Currently, however, CFOs and their benefits teams receive surprisingly little data, according to Garis. Typically they get a statement that says only “pay this amount” or that merely provides information on a broad group of pharmaceuticals — like payouts out for “the bellyache drugs,” Nexium, Prevacid, and Protonix. Adds Garis, “The exquisite detail that has to be present [for the] pharmacy benefit to work is noticeably absent.”
Getting those details has been hard for individual employers, so many are banding into consultant-run collectives to push for closer audits and clearer pass-through arrangements. In addition to the Health Policy Association, run by Hewitt Associates, the Rx Collaborative also boasts more than 50 members; it is administered by Towers Perrin.
Seeking to push PBM incentives into line with employer goals, the Rx Collaborative pledges that members will seek financial and contractual protections in their drug-benefit agreements, according to a Towers Perrin publication.
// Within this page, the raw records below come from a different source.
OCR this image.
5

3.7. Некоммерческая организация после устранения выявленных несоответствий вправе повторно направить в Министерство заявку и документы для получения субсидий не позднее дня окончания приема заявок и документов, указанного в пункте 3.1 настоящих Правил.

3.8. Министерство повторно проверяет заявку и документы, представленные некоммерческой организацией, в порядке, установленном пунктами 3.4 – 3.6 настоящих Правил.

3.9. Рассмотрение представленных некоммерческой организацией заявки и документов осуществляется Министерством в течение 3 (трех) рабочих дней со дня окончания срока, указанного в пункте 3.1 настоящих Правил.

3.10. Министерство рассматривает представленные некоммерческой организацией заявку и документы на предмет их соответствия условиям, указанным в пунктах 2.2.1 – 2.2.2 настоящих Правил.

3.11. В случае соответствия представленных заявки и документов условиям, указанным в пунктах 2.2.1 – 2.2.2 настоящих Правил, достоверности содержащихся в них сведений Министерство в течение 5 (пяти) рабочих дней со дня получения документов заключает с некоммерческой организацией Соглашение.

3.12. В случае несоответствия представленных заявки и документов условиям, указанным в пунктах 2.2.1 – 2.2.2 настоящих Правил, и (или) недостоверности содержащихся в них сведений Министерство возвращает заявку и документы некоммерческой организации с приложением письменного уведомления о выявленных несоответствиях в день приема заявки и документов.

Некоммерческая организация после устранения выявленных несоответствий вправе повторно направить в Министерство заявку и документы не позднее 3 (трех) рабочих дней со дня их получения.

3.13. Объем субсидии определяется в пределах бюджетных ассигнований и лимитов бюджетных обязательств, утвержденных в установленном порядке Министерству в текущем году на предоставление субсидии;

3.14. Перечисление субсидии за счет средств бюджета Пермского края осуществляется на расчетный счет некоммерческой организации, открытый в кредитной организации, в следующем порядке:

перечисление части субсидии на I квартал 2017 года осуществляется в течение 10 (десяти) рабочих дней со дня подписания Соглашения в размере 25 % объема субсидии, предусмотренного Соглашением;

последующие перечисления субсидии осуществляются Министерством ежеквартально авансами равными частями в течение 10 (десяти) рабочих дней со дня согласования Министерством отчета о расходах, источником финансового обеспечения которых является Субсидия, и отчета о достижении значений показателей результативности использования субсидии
Among them are price transparency via “full disclosure” of PBM revenue sources; “100 percent pass-through of rebates, discounts, and dispensing fees”; and enough information to audit the PBM.
With all the criticism of pharmacy benefit managers, it’s fair to ask whether they’re still needed at all. Handling drug benefits in house, however, is not in the cards. “Somebody’s got to adjudicate the claims,” says Ron Lyon, national pharmacy practice leader with Towers Perrin, adding that PBMs do still provide substantial discounts. The problem, he adds, is that while PBMs still provide considerable value to employers, they’re not providing “as much value as they could.”